I also had to have a little nod to my obsession with all things French. When I was working in Bristol, I found this amazing French shop called Bonjour People in St James Arcade. It’s filled with authentic French food and drink, lovingly handmade accessories and crazy bits for the home like this:


It is a cabane mouchette – a house for a little fly! The whole thing is made by hand and I just think it’s so whimsical and delightful. Alongside the wall sticker that reads “mon coin de ciel” (this is my part of the sky) the whole scene is complete.

But it’s not the only part of the room that’s been Lizzie-fied.


(Work in progress. Photo by me.)

This is my gallery wall. It’s a collection of postcards and awesome things I’ve found on Pinterest. It’s all just stuck up with blu-tak, so I can move things around, change up the graphics and generally tweak it until I’m happy.
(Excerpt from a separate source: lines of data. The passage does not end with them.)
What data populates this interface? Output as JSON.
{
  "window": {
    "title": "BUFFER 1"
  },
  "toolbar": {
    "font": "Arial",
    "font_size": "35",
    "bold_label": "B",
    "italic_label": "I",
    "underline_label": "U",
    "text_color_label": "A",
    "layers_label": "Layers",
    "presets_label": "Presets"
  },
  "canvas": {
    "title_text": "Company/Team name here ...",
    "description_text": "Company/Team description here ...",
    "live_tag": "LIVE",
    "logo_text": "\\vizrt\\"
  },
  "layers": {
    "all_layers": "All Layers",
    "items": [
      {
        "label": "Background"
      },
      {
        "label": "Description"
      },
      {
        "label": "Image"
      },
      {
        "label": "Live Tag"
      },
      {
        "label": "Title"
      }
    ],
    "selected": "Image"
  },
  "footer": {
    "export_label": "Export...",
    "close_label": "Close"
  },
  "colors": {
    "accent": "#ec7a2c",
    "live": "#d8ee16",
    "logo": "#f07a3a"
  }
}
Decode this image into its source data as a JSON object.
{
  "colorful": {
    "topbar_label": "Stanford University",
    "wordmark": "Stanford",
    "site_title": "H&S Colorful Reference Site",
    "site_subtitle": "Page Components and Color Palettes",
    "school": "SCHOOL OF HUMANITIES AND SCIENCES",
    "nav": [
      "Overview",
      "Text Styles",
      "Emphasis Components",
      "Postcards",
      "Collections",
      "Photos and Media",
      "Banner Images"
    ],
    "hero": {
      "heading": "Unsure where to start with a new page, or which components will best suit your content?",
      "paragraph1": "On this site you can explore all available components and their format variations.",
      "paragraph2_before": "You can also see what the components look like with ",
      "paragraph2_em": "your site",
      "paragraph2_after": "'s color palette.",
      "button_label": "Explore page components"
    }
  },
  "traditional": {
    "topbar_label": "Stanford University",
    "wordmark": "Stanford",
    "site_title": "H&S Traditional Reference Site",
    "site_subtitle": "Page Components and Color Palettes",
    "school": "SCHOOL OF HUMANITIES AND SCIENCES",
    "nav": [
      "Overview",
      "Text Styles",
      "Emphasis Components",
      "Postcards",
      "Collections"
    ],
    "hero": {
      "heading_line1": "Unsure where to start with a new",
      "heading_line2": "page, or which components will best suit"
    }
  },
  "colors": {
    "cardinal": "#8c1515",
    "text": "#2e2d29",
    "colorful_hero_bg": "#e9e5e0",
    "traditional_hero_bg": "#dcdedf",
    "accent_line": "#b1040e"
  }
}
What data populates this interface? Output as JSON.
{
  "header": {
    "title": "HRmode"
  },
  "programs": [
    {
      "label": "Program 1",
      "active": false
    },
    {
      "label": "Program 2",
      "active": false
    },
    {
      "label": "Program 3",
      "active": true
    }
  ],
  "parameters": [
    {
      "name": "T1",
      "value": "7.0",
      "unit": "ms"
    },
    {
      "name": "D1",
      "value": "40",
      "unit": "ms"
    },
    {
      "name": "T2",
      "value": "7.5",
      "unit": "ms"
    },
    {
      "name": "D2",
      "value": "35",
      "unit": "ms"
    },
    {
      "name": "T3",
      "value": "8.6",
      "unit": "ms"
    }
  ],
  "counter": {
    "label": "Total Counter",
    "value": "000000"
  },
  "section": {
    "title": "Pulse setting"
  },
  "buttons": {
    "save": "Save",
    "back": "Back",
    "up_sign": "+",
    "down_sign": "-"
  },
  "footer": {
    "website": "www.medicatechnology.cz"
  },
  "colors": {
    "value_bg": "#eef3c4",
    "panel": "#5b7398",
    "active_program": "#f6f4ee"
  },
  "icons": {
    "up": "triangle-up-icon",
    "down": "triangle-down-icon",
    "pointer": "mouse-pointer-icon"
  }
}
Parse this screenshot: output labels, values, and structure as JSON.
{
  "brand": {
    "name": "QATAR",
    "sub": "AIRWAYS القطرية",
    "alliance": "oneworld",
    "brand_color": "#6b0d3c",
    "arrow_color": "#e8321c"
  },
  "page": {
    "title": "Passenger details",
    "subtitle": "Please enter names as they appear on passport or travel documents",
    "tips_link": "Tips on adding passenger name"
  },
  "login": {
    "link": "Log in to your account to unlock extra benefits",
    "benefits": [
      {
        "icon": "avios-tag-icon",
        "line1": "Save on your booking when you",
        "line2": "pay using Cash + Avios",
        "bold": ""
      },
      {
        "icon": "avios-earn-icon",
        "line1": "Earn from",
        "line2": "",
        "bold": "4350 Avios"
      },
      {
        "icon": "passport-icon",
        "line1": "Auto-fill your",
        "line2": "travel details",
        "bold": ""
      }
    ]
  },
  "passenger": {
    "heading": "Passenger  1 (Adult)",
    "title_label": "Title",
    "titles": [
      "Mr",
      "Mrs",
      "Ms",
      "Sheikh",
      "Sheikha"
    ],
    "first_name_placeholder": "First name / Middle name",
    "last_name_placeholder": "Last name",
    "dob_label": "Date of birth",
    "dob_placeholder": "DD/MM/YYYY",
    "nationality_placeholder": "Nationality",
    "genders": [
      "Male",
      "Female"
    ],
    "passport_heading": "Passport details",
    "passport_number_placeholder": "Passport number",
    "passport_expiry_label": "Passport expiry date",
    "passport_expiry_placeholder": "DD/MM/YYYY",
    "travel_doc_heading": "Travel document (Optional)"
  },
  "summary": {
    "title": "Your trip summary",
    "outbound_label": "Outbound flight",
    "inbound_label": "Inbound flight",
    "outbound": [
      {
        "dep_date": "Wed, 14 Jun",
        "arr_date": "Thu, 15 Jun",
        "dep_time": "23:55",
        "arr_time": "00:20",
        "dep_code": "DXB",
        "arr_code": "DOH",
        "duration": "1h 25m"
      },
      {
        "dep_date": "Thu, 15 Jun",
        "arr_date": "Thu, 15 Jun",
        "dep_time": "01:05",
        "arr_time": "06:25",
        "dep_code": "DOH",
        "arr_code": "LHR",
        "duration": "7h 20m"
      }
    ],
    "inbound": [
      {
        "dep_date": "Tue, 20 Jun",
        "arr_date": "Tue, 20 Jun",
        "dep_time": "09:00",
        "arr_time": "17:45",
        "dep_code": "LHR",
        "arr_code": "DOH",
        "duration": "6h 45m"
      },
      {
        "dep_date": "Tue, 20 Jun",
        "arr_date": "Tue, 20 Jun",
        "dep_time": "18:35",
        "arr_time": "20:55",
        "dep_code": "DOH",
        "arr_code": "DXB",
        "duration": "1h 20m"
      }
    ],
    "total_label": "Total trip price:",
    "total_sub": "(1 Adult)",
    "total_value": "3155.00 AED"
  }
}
It’s amazing how many free printables there are out there. Check out these, these and this!

All of that is lovely, right?

Thanks, so glad you think so.

But it’s not the best bit. My pride and joy is my bureau…


(Ignore the mess around it, just look at the pretty! Photo by me.)

Over 200 hundred years old, this gorgeous antique was a gift from Steven two Christmases ago and I have finally been reunited with it. There was nowhere for it to go in the Bath flat, so my parents were looking after it. Let me just tell you, it works perfectly in the new flat and it means I get to work here:


(Yes, I tidied it before the photo, what do you take me for? Photo by me.)

So it might be slow going, but we are nesting, bedding down in this lovely new home. Now if you’ll excuse me, I have a second bedroom to conquer!